While other potential bid cities around the globe are saddled with internal strife regarding whether spending several billion dollars for an Olympics would be beneficial, the new Salt Lake City brain trust is simply awaiting its turn to prove what it says could be one of the most economically run Games ever.
“It’s actually better for us to know that we’re the choice when the opportunity comes,” said Utah Senate President Wayne Niederhauser, R-Sandy. “I think it will be less expensive for everybody, for the benefit of everybody. If we’re chosen, Denver’s not going to be spending a ton of money now, and Reno’s not going to be spending a ton of money now.”
Salt Lake City Mayor Jackie Biskupski, a co-chair with Niederhauser of the newly formed executive committee, said the fact her city could stage a financially responsible Games benefits everyone, especially Utahns.
“We don’t have these high costs looming over our heads,” she said. “We are well-positioned to show the world how to have a sustainable Games, how to make sure that as you become an Olympic city, that you do your part to maintain your venues, so that you have a sustainable future in the world of Olympics.”
Burbank said he’s noticed a trend worldwide in recent years in which opposition to Olympic bids runs deeper than in year’s past.

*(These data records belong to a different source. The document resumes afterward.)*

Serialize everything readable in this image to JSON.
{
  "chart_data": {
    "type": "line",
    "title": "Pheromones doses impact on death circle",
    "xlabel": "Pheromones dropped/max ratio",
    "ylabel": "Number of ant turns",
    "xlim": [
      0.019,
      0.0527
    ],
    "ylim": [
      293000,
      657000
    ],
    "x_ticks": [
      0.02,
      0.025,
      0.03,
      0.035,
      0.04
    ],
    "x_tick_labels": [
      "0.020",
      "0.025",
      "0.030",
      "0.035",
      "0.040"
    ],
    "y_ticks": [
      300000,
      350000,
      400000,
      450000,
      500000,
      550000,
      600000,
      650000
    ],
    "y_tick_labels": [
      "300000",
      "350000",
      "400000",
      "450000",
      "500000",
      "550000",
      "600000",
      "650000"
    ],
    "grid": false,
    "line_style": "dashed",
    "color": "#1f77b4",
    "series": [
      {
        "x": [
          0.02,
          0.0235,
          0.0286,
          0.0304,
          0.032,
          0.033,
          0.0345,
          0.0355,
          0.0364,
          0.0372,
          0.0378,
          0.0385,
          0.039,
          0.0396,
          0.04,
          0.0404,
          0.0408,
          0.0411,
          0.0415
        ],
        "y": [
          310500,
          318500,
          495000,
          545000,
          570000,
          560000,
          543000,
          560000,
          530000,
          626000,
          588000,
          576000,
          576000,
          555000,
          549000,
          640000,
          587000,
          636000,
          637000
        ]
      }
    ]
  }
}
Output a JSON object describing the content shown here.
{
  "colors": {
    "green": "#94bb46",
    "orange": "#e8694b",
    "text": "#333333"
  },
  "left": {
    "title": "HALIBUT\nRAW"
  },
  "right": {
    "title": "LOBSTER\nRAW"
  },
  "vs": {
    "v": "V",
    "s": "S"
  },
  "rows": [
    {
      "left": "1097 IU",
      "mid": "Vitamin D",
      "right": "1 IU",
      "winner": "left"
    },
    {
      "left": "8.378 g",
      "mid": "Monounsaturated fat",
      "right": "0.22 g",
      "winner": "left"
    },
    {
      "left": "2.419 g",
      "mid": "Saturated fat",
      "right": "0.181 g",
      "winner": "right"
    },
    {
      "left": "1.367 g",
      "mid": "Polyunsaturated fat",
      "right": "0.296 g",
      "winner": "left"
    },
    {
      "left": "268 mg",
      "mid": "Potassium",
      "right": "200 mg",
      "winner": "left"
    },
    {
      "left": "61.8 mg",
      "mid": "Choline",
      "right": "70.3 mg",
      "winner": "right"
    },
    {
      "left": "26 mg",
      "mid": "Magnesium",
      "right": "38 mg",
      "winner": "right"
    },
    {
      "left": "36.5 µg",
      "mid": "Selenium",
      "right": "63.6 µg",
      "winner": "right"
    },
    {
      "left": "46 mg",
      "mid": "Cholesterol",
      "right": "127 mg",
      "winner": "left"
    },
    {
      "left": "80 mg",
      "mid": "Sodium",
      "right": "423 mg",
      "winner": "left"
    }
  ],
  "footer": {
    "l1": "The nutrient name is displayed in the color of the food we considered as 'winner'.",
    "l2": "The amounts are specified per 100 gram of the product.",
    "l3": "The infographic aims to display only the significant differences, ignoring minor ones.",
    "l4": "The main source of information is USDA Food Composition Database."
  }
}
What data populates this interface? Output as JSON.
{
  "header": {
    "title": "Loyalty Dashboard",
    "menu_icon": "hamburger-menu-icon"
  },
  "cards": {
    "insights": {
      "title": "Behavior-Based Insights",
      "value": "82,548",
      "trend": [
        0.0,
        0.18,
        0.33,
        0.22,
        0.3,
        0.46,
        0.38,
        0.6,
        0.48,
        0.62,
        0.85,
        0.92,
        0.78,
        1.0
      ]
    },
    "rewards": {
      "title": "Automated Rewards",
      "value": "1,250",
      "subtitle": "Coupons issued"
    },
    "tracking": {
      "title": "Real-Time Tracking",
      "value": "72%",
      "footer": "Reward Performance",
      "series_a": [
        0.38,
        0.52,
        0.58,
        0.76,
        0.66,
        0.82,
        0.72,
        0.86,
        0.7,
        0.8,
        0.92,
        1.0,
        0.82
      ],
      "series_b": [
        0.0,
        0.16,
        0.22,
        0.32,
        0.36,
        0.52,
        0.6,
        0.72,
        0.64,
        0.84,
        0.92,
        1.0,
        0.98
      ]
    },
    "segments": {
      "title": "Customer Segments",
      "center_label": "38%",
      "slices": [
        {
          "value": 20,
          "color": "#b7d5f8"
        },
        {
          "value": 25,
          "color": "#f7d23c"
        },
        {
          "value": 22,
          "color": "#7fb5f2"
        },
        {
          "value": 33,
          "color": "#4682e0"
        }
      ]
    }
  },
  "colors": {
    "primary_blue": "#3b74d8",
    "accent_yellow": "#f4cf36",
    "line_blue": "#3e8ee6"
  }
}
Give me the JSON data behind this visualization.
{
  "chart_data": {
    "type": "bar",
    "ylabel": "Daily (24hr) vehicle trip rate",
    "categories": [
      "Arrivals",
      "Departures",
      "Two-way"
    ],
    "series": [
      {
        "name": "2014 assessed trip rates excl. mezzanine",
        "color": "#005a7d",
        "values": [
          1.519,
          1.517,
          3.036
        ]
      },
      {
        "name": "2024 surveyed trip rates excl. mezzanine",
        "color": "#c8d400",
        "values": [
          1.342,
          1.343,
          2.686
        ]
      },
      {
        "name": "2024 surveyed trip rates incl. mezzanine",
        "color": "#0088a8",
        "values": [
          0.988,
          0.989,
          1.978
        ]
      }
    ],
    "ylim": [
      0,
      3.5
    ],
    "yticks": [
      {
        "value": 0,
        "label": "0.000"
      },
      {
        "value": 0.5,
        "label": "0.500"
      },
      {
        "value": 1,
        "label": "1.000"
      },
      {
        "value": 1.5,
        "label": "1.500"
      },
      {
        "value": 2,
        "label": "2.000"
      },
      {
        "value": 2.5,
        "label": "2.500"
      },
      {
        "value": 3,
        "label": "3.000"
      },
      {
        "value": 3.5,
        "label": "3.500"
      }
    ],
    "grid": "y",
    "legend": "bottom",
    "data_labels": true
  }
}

Now more than ever, cities and governments are bucking bids for fiscal reasons, taking the long view instead of falling for the romanticism of showcasing a city, state or country at the expense of more important needs elsewhere.
“They’re very demanding, and, over time, they’ve just become more so,” Burbank said of hosting an Olympics.
Since launching the OEC last October, opposition to a potential second run at an Olympics hasn’t been heard all that loudly. Committee officials are convinced that, 16 years after Utah made a historic impression on the world, they could do it again, this time with a much larger, more diverse population. The Olympics, after all, are part of the reason why Utah grew in the aftermath of the Games.
Burbank warns that it might not be as warmly received as 2002.
“The second time around, it’s not as clear if you’ll be able to sustain that support in the same way,” he said. “I think that does change the dynamic.”
Four years ago, Bullock said: “All along, what we wanted to do is put on our Games, have a lasting, enduring long-term legacy that would allow our children to participate in these great sports, and get out there and be active and have these great venues with the potential hope we would host again someday.”
“Several Olympic associations are headquartered here, and we’re compact,” he said. “The airport is very close to the city. The housing is very close to the city. And in this very compact area, we have transit. We’ve invested in our roads. ... We have that more robust infrastructure [to offer].”
The USOC is scheduled to decide on its domestic bid city by year’s end. Will this long game Salt Lake City has been playing since the city first lit the fire within in 2002 pay off? Burbank said the IOC, without outrightly voicing it, prefers a place like Salt Lake City where venues, housing and transportation would be tightly clustered, where important pieces are already firmly in place.
“We all can be proud,” Jeff Robbins, CEO of the Utah Sports Commission and co-chairman of the OEC, told the respective committees Tuesday. “There’s nobody doing what we’ve done. It’s a team effort. The only way you win is if you’re a good team.”